The world you know can be transformed into something
unimaginable; something hellish. When it happens, it is by degrees. There is no
tectonic shift, no cataclysm that you notice.
Instead, one small thing shifts. It’s inconsequential and you don’t notice.
Then something else goes awry. It’s no
big thing. It cannot possibly matter in the big picture. Just one block at a
time things change. And you, like the apocryphal frog in slowly heating water, are totally
unaware of how the world is being transformed; how it is becoming. That’s what Richard Stanley’s Color Out of
Space is about.
Richard Stanley has been out of the game for a few years and
this movie is his big comeback. There are
worse projects he could have chosen. H.P. Lovecraft’s The Coulour Out of Space is
a great story with a lot of potential for film. It seems especially right that
this story should make it to the screen just now.
In the film Nathan and Theresa Gardner (Nicolas Cage and
Joely Richardson) are a middle-aged couple who have moved to the idyllic
country estate that Nathan grew up on. They have two teenage kids in tow,
Lavinia (Madeleine Arthur) and Benny (Brendan Meyer) as well as a young son
named Jack (Julian Hillard). Their
property is also inhabited by Ezra (Tommy Chong) , a squatter who lives in a
shack in the woods.
The family is basically happy in the way that most
upper-middleclass white families are happy. It’s all surface level, but at
least there’s no real pain or terror. No
one here is worried about having enough to eat or being murdered in the middle
of the night. There’s a shine to it all.
Things start to change after a glowing meteorite crashes
into the font lawn. The explosion is
jarring, but then it’s just something interesting that has happened. A space
rock in a small crater in your yard is the sort of thing to talk about, but
nothing to fear. That is, it’s nothing
to fear until it is.
Things start to get off kilter slowly. There are new, strange flowers growing in
the yard. The water tastes funny. The tomatoes in the garden are huge and ripe way
too early, but they all taste bad. There’s a funny smell that only Nathan can
detect. The livestock acts strangely. People begin to lose track of time. The internet gets spotty at best.
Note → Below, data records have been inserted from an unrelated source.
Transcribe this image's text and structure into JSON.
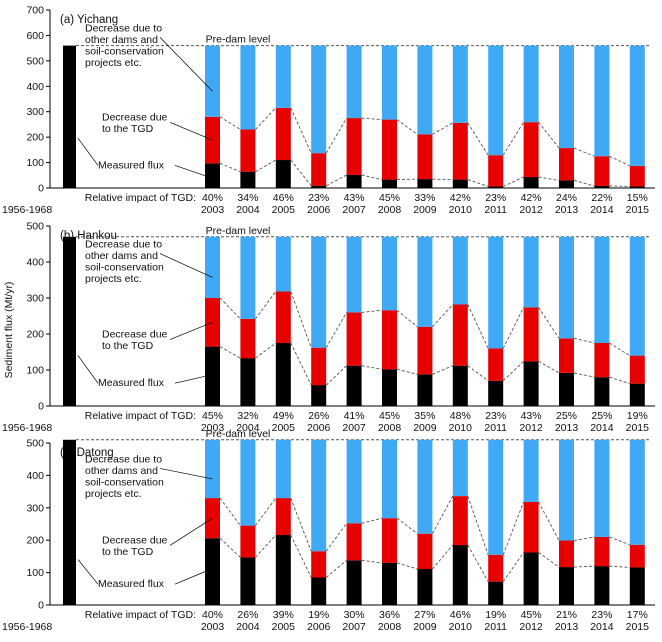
{
  "figure": {
    "ylabel": "Sediment flux (Mt/yr)",
    "colors": {
      "measured": "#000000",
      "tgd": "#e60000",
      "other": "#3fa9f5",
      "axis": "#000000",
      "dashed": "#555555"
    }
  },
  "chart_data": [
    {
      "type": "bar",
      "title": "(a) Yichang",
      "ylim": [
        0,
        700
      ],
      "yticks": [
        0,
        100,
        200,
        300,
        400,
        500,
        600,
        700
      ],
      "pre_dam_label": "Pre-dam level",
      "pre_dam_value": 560,
      "baseline": {
        "category": "1956-1968",
        "value": 560
      },
      "annotation_other": [
        "Decrease due to",
        "other dams and",
        "soil-conservation",
        "projects etc."
      ],
      "annotation_tgd": [
        "Decrease due",
        "to the TGD"
      ],
      "annotation_measured": "Measured flux",
      "impact_label": "Relative impact of TGD:",
      "categories": [
        "2003",
        "2004",
        "2005",
        "2006",
        "2007",
        "2008",
        "2009",
        "2010",
        "2011",
        "2012",
        "2013",
        "2014",
        "2015"
      ],
      "impact": [
        "40%",
        "34%",
        "46%",
        "23%",
        "43%",
        "45%",
        "33%",
        "42%",
        "23%",
        "42%",
        "24%",
        "22%",
        "15%"
      ],
      "series": [
        {
          "name": "Measured flux",
          "values": [
            97,
            64,
            110,
            9,
            51,
            33,
            35,
            33,
            6,
            43,
            30,
            8,
            6
          ]
        },
        {
          "name": "Decrease due to the TGD",
          "values": [
            183,
            166,
            205,
            128,
            224,
            236,
            176,
            223,
            123,
            216,
            127,
            117,
            81
          ]
        },
        {
          "name": "Decrease due to other dams and soil-conservation projects etc.",
          "values": [
            280,
            330,
            245,
            423,
            285,
            291,
            349,
            304,
            431,
            301,
            403,
            435,
            473
          ]
        }
      ]
    },
    {
      "type": "bar",
      "title": "(b) Hankou",
      "ylim": [
        0,
        500
      ],
      "yticks": [
        0,
        100,
        200,
        300,
        400,
        500
      ],
      "pre_dam_label": "Pre-dam level",
      "pre_dam_value": 470,
      "baseline": {
        "category": "1956-1968",
        "value": 470
      },
      "annotation_other": [
        "Decrease due to",
        "other dams and",
        "soil-conservation",
        "projects etc."
      ],
      "annotation_tgd": [
        "Decrease due",
        "to the TGD"
      ],
      "annotation_measured": "Measured flux",
      "impact_label": "Relative impact of TGD:",
      "categories": [
        "2003",
        "2004",
        "2005",
        "2006",
        "2007",
        "2008",
        "2009",
        "2010",
        "2011",
        "2012",
        "2013",
        "2014",
        "2015"
      ],
      "impact": [
        "45%",
        "32%",
        "49%",
        "26%",
        "41%",
        "45%",
        "35%",
        "48%",
        "23%",
        "43%",
        "25%",
        "25%",
        "19%"
      ],
      "series": [
        {
          "name": "Measured flux",
          "values": [
            165,
            133,
            175,
            58,
            112,
            102,
            88,
            112,
            70,
            124,
            92,
            80,
            62
          ]
        },
        {
          "name": "Decrease due to the TGD",
          "values": [
            135,
            109,
            143,
            104,
            148,
            164,
            132,
            170,
            90,
            150,
            96,
            95,
            78
          ]
        },
        {
          "name": "Decrease due to other dams and soil-conservation projects etc.",
          "values": [
            170,
            228,
            152,
            308,
            210,
            204,
            250,
            188,
            310,
            196,
            282,
            295,
            330
          ]
        }
      ]
    },
    {
      "type": "bar",
      "title": "(c) Datong",
      "ylim": [
        0,
        500
      ],
      "yticks": [
        0,
        100,
        200,
        300,
        400,
        500
      ],
      "pre_dam_label": "Pre-dam level",
      "pre_dam_value": 510,
      "baseline": {
        "category": "1956-1968",
        "value": 510
      },
      "annotation_other": [
        "Decrease due to",
        "other dams and",
        "soil-conservation",
        "projects etc."
      ],
      "annotation_tgd": [
        "Decrease due",
        "to the TGD"
      ],
      "annotation_measured": "Measured flux",
      "impact_label": "Relative impact of TGD:",
      "categories": [
        "2003",
        "2004",
        "2005",
        "2006",
        "2007",
        "2008",
        "2009",
        "2010",
        "2011",
        "2012",
        "2013",
        "2014",
        "2015"
      ],
      "impact": [
        "40%",
        "26%",
        "39%",
        "19%",
        "30%",
        "36%",
        "27%",
        "46%",
        "19%",
        "45%",
        "21%",
        "23%",
        "17%"
      ],
      "series": [
        {
          "name": "Measured flux",
          "values": [
            206,
            147,
            216,
            85,
            138,
            130,
            111,
            185,
            72,
            162,
            117,
            120,
            116
          ]
        },
        {
          "name": "Decrease due to the TGD",
          "values": [
            124,
            98,
            114,
            81,
            114,
            138,
            109,
            151,
            83,
            156,
            82,
            90,
            70
          ]
        },
        {
          "name": "Decrease due to other dams and soil-conservation projects etc.",
          "values": [
            180,
            265,
            180,
            344,
            258,
            242,
            290,
            174,
            355,
            192,
            311,
            300,
            324
          ]
        }
      ]
    }
  ]
}
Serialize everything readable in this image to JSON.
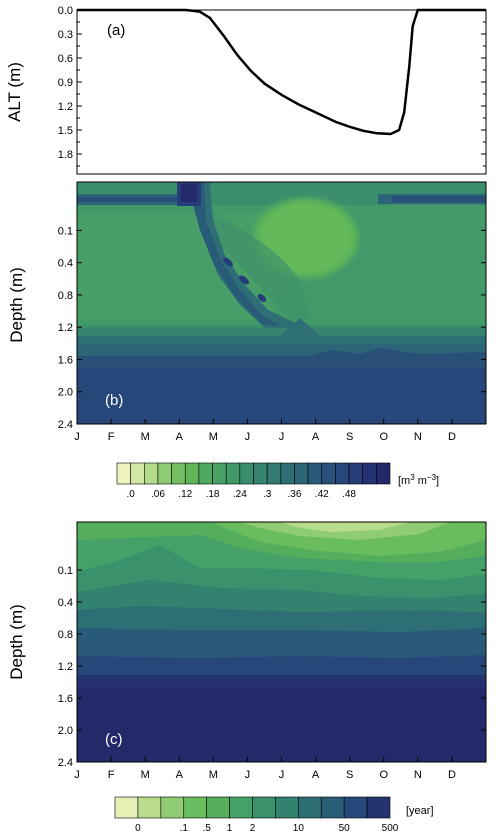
{
  "chart_data": [
    {
      "type": "line",
      "panel_label": "(a)",
      "ylabel": "ALT (m)",
      "y_ticks": [
        "0.0",
        "0.3",
        "0.6",
        "0.9",
        "1.2",
        "1.5",
        "1.8"
      ],
      "y_tick_values": [
        0.0,
        0.3,
        0.6,
        0.9,
        1.2,
        1.5,
        1.8
      ],
      "ylim": [
        0,
        2.05
      ],
      "y_inverted": true,
      "xlim": [
        0,
        12
      ],
      "x": [
        0,
        3.2,
        3.6,
        3.9,
        4.3,
        4.7,
        5.1,
        5.5,
        6.0,
        6.5,
        7.0,
        7.6,
        8.0,
        8.4,
        8.8,
        9.2,
        9.45,
        9.6,
        9.75,
        9.85,
        10.0,
        12
      ],
      "y": [
        0,
        0,
        0.02,
        0.1,
        0.32,
        0.56,
        0.76,
        0.92,
        1.06,
        1.18,
        1.28,
        1.4,
        1.46,
        1.51,
        1.54,
        1.55,
        1.5,
        1.28,
        0.7,
        0.2,
        0,
        0
      ],
      "color": "#000000"
    },
    {
      "type": "heatmap",
      "panel_label": "(b)",
      "ylabel": "Depth (m)",
      "y_ticks": [
        "0.1",
        "0.4",
        "0.8",
        "1.2",
        "1.6",
        "2.0",
        "2.4"
      ],
      "x_ticks": [
        "J",
        "F",
        "M",
        "A",
        "M",
        "J",
        "J",
        "A",
        "S",
        "O",
        "N",
        "D"
      ],
      "colorbar_labels": [
        ".0",
        ".06",
        ".12",
        ".18",
        ".24",
        ".3",
        ".36",
        ".42",
        ".48"
      ],
      "colorbar_unit": "[m3 m-3]",
      "colorbar_levels": 19
    },
    {
      "type": "heatmap",
      "panel_label": "(c)",
      "ylabel": "Depth (m)",
      "y_ticks": [
        "0.1",
        "0.4",
        "0.8",
        "1.2",
        "1.6",
        "2.0",
        "2.4"
      ],
      "x_ticks": [
        "J",
        "F",
        "M",
        "A",
        "M",
        "J",
        "J",
        "A",
        "S",
        "O",
        "N",
        "D"
      ],
      "colorbar_labels": [
        "0",
        ".1",
        ".5",
        "1",
        "2",
        "10",
        "50",
        "500"
      ],
      "colorbar_unit": "[year]",
      "colorbar_levels": 12
    }
  ],
  "colors": {
    "palette": [
      "#eef3c0",
      "#d2e8a4",
      "#b2db8c",
      "#8fcc74",
      "#73bf62",
      "#5fb558",
      "#4fa95f",
      "#49a064",
      "#419869",
      "#3b8e6c",
      "#36846f",
      "#327a72",
      "#2e6f75",
      "#2b6577",
      "#295b78",
      "#285079",
      "#27467a",
      "#263c78",
      "#253272",
      "#24296a"
    ],
    "cb2": [
      "#e6f0b6",
      "#b8dc8c",
      "#8fcc74",
      "#6abd5e",
      "#54ae5c",
      "#44a167",
      "#3a926c",
      "#33816f",
      "#2d6e74",
      "#295d78",
      "#27497a",
      "#25346f"
    ]
  }
}
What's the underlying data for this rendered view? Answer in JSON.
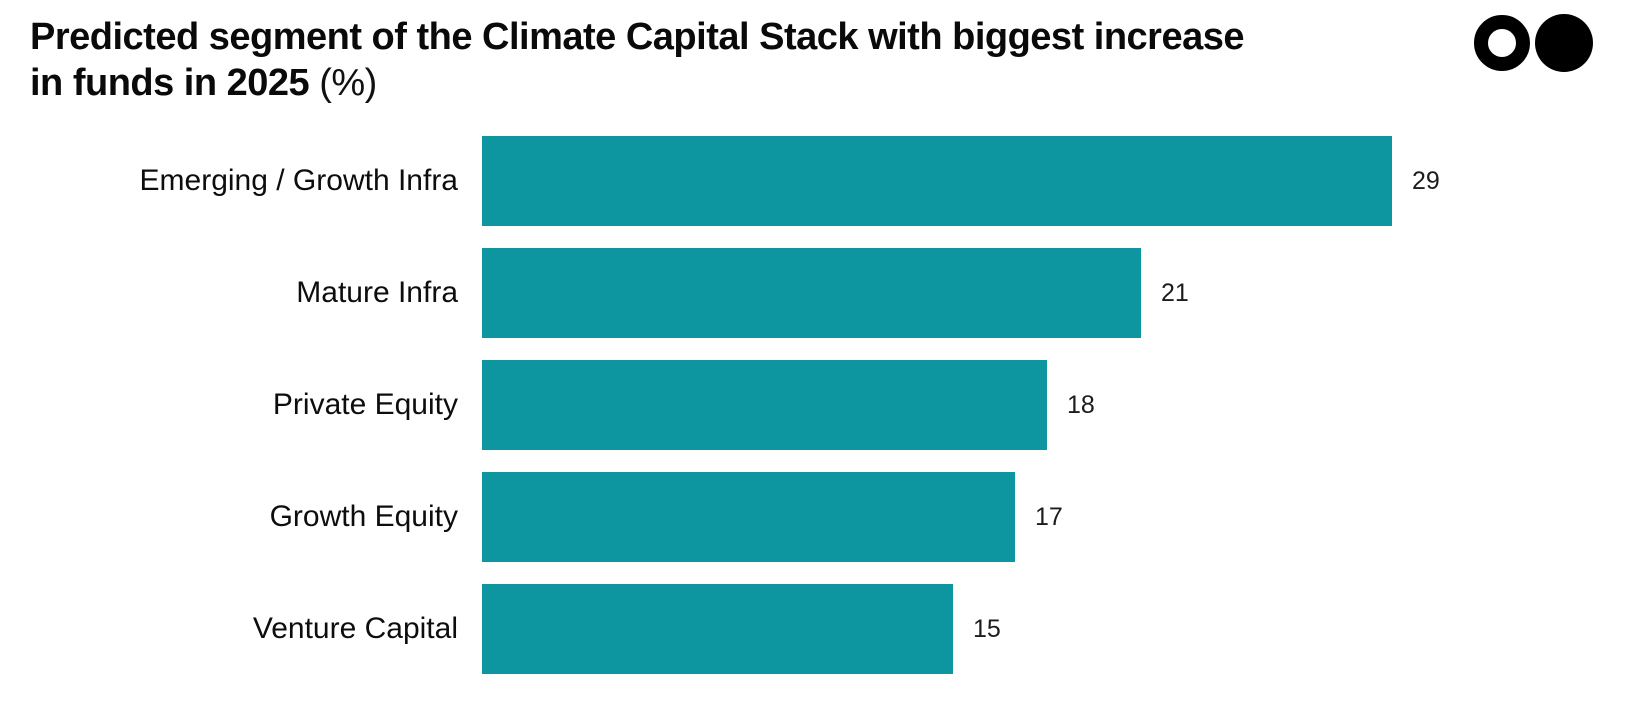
{
  "header": {
    "title": {
      "text": "Predicted segment of the Climate Capital Stack with biggest increase in funds in 2025",
      "line1": "Predicted segment of the Climate Capital Stack with biggest increase",
      "line2": "in funds in 2025",
      "unit": "(%)"
    },
    "logo": {
      "icons": [
        "ring-circle-icon",
        "filled-circle-icon"
      ],
      "color": "#000000"
    }
  },
  "chart_data": {
    "type": "bar",
    "orientation": "horizontal",
    "title": "Predicted segment of the Climate Capital Stack with biggest increase in funds in 2025 (%)",
    "categories": [
      "Emerging / Growth Infra",
      "Mature Infra",
      "Private Equity",
      "Growth Equity",
      "Venture Capital"
    ],
    "values": [
      29,
      21,
      18,
      17,
      15
    ],
    "value_suffix": "",
    "xlabel": "",
    "ylabel": "",
    "xlim": [
      0,
      30
    ],
    "grid": false,
    "legend": false,
    "bar_color": "#0d96a0",
    "label_color": "#0d0d0d",
    "value_label_color": "#1c1c1c",
    "value_labels_shown": true
  }
}
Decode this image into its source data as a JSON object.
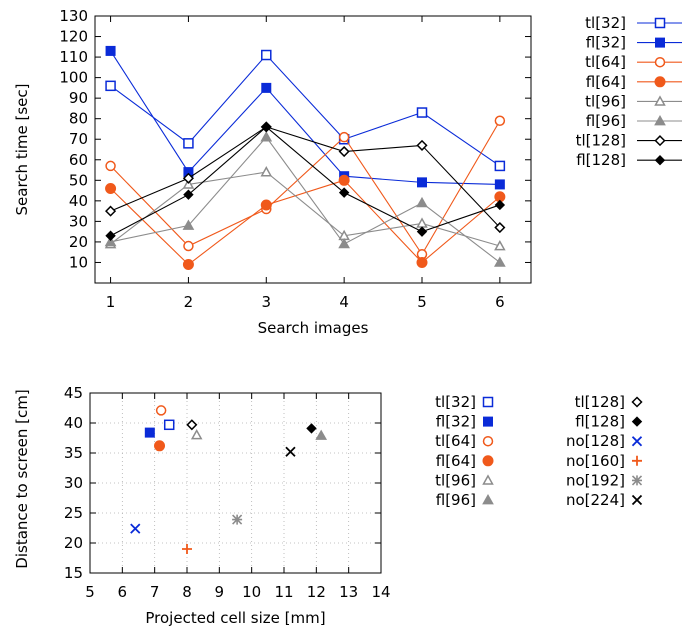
{
  "chart_data": [
    {
      "type": "line",
      "xlabel": "Search images",
      "ylabel": "Search time [sec]",
      "xlim": [
        0.8,
        6.4
      ],
      "ylim": [
        0,
        130
      ],
      "xticks": [
        "1",
        "2",
        "3",
        "4",
        "5",
        "6"
      ],
      "yticks": [
        "10",
        "20",
        "30",
        "40",
        "50",
        "60",
        "70",
        "80",
        "90",
        "100",
        "110",
        "120",
        "130"
      ],
      "grid": false,
      "legend": "right",
      "x": [
        1,
        2,
        3,
        4,
        5,
        6
      ],
      "series": [
        {
          "name": "tl[32]",
          "color": "#0a2bd8",
          "marker": "square-open",
          "values": [
            96,
            68,
            111,
            70,
            83,
            57
          ]
        },
        {
          "name": "fl[32]",
          "color": "#0a2bd8",
          "marker": "square-filled",
          "values": [
            113,
            54,
            95,
            52,
            49,
            48
          ]
        },
        {
          "name": "tl[64]",
          "color": "#f0591b",
          "marker": "circle-open",
          "values": [
            57,
            18,
            36,
            71,
            14,
            79
          ]
        },
        {
          "name": "fl[64]",
          "color": "#f0591b",
          "marker": "circle-filled",
          "values": [
            46,
            9,
            38,
            50,
            10,
            42
          ]
        },
        {
          "name": "tl[96]",
          "color": "#8c8c8c",
          "marker": "triangle-open",
          "values": [
            19,
            48,
            54,
            23,
            29,
            18
          ]
        },
        {
          "name": "fl[96]",
          "color": "#8c8c8c",
          "marker": "triangle-filled",
          "values": [
            20,
            28,
            71,
            19,
            39,
            10
          ]
        },
        {
          "name": "tl[128]",
          "color": "#000000",
          "marker": "diamond-open",
          "values": [
            35,
            51,
            76,
            64,
            67,
            27
          ]
        },
        {
          "name": "fl[128]",
          "color": "#000000",
          "marker": "diamond-filled",
          "values": [
            23,
            43,
            76,
            44,
            25,
            38
          ]
        }
      ]
    },
    {
      "type": "scatter",
      "xlabel": "Projected cell size [mm]",
      "ylabel": "Distance to screen [cm]",
      "xlim": [
        5,
        14
      ],
      "ylim": [
        15,
        45
      ],
      "xticks": [
        "5",
        "6",
        "7",
        "8",
        "9",
        "10",
        "11",
        "12",
        "13",
        "14"
      ],
      "yticks": [
        "15",
        "20",
        "25",
        "30",
        "35",
        "40",
        "45"
      ],
      "grid": true,
      "legend": "right",
      "series": [
        {
          "name": "tl[32]",
          "color": "#0a2bd8",
          "marker": "square-open",
          "points": [
            [
              7.45,
              39.7
            ]
          ]
        },
        {
          "name": "fl[32]",
          "color": "#0a2bd8",
          "marker": "square-filled",
          "points": [
            [
              6.85,
              38.4
            ]
          ]
        },
        {
          "name": "tl[64]",
          "color": "#f0591b",
          "marker": "circle-open",
          "points": [
            [
              7.2,
              42.1
            ]
          ]
        },
        {
          "name": "fl[64]",
          "color": "#f0591b",
          "marker": "circle-filled",
          "points": [
            [
              7.15,
              36.2
            ]
          ]
        },
        {
          "name": "tl[96]",
          "color": "#8c8c8c",
          "marker": "triangle-open",
          "points": [
            [
              8.3,
              38.0
            ]
          ]
        },
        {
          "name": "fl[96]",
          "color": "#8c8c8c",
          "marker": "triangle-filled",
          "points": [
            [
              12.15,
              37.9
            ]
          ]
        },
        {
          "name": "tl[128]",
          "color": "#000000",
          "marker": "diamond-open",
          "points": [
            [
              8.15,
              39.7
            ]
          ]
        },
        {
          "name": "fl[128]",
          "color": "#000000",
          "marker": "diamond-filled",
          "points": [
            [
              11.85,
              39.1
            ]
          ]
        },
        {
          "name": "no[128]",
          "color": "#0a2bd8",
          "marker": "cross",
          "points": [
            [
              6.4,
              22.4
            ]
          ]
        },
        {
          "name": "no[160]",
          "color": "#f0591b",
          "marker": "plus",
          "points": [
            [
              8.0,
              19.0
            ]
          ]
        },
        {
          "name": "no[192]",
          "color": "#8c8c8c",
          "marker": "star",
          "points": [
            [
              9.55,
              23.9
            ]
          ]
        },
        {
          "name": "no[224]",
          "color": "#000000",
          "marker": "cross",
          "points": [
            [
              11.2,
              35.2
            ]
          ]
        }
      ]
    }
  ]
}
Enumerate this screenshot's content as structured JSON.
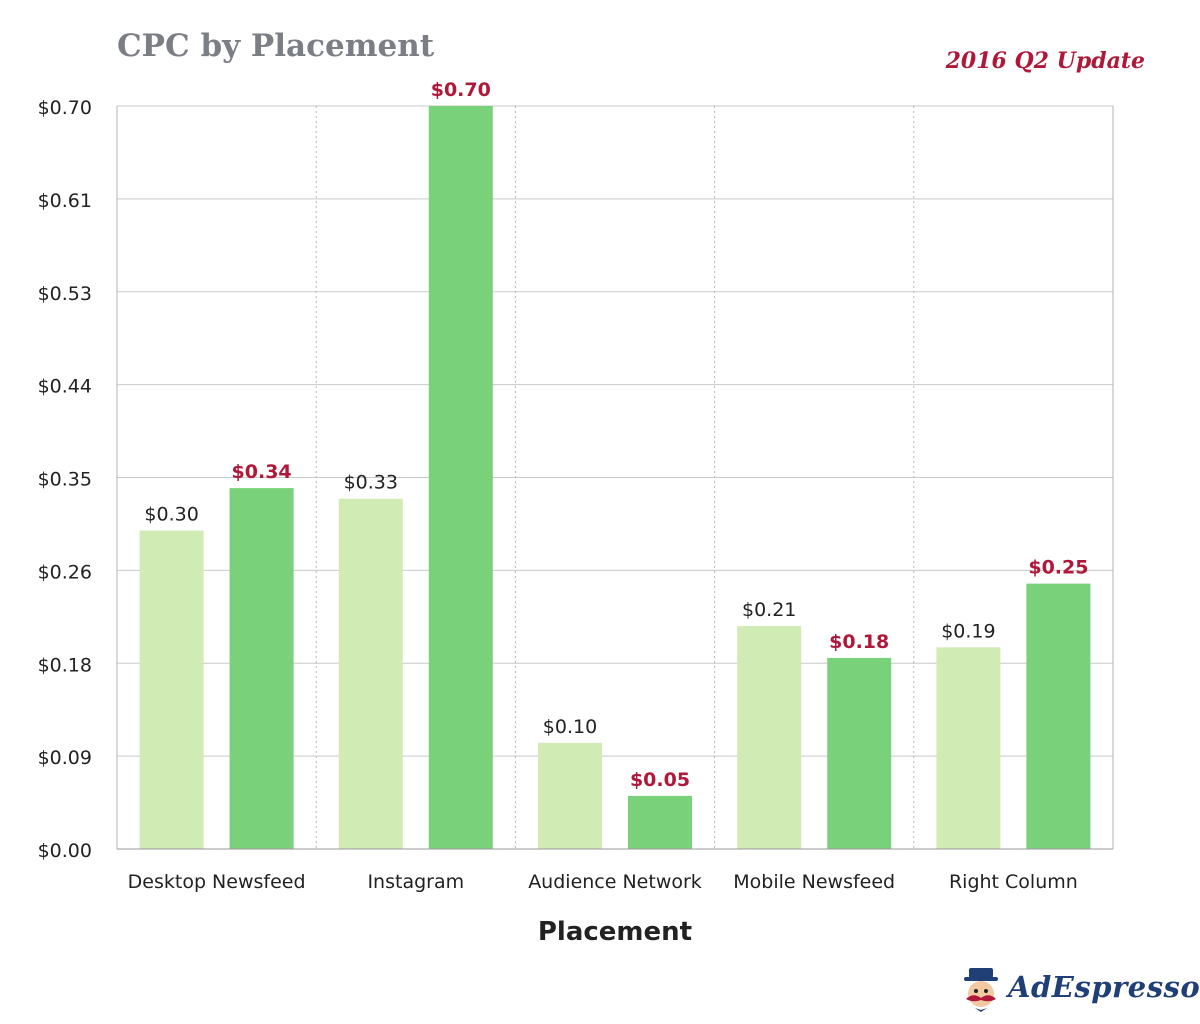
{
  "header": {
    "title": "CPC by Placement",
    "subtitle": "2016 Q2 Update"
  },
  "brand": {
    "name": "AdEspresso",
    "icon": "mustache-mascot-icon"
  },
  "colors": {
    "previous": "#d0ebb4",
    "current": "#79d27a",
    "highlight_label": "#b0183a",
    "grid": "#c9c9c9",
    "text": "#222222"
  },
  "chart_data": {
    "type": "bar",
    "title": "CPC by Placement",
    "subtitle": "2016 Q2 Update",
    "xlabel": "Placement",
    "ylabel": "",
    "categories": [
      "Desktop Newsfeed",
      "Instagram",
      "Audience Network",
      "Mobile Newsfeed",
      "Right Column"
    ],
    "series": [
      {
        "values": [
          0.3,
          0.33,
          0.1,
          0.21,
          0.19
        ],
        "labels": [
          "$0.30",
          "$0.33",
          "$0.10",
          "$0.21",
          "$0.19"
        ]
      },
      {
        "values": [
          0.34,
          0.7,
          0.05,
          0.18,
          0.25
        ],
        "labels": [
          "$0.34",
          "$0.70",
          "$0.05",
          "$0.18",
          "$0.25"
        ]
      }
    ],
    "yticks": [
      "$0.00",
      "$0.09",
      "$0.18",
      "$0.26",
      "$0.35",
      "$0.44",
      "$0.53",
      "$0.61",
      "$0.70"
    ],
    "ylim": [
      0,
      0.7
    ],
    "grid": true,
    "legend": "none"
  }
}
None of it seems like a big deal. Each thing that happens,
taken on its own is worthy of little more than a scratch of the chin. And yet,
these things add up. The colors start to
bleed. Behavior starts to change.
The film is largely told through the eyes of the two
teenagers, but Cage’s Nathan is the center of the tale. Nicloas Cage is in the
midst of a renaissance of sorts. He has developed a real knack for finding
strange, offbeat films that allow him to craft insane performances. Films like Mandy and Mom and Dad have created an
expectation from Cage. Here he gives a performance that is actually sort of restrained.
He internalizes a lot and dials down the volume for most of the film. Yes, when
the time comes he goes big and it’s an explosion, but it is earned.
Joely Richardson (Event Horizon, Maggie) gives the other
anchoring performance. It’s a doozy. Richardson plays haunted really well. She
has a talent for placing regret just behind the eyes. In the course of the film her character will
undergo some physical changes that harken back to John Carpenter’s The Thing,
but even before that happens she slowly makes herself into something alien just
via her performance.
Everyone in the cast manages to hit the right notes to
ground what should be crazy ass shit. Even Tommy Chong is playing it
seriously. By the time the entire world
of the film is completely out of control and the body horror has ramped past
eleven on the dial we are onboard because the performances made the world real
for us.
The Color Out of Space is a fun time for fans of cosmic
horror, fan of Nic Cage, and anyone who just wants to be creeped the hell out.
A quick note that will only be of interest to people in the vicinity of Joplin Missouri. I saw this movie at The Bookhouse Cinema. If you are near Joplin, be sure to give the Bookhouse Cinema a shot. It's a lovely little arthouse theatre that also serves wonderful food.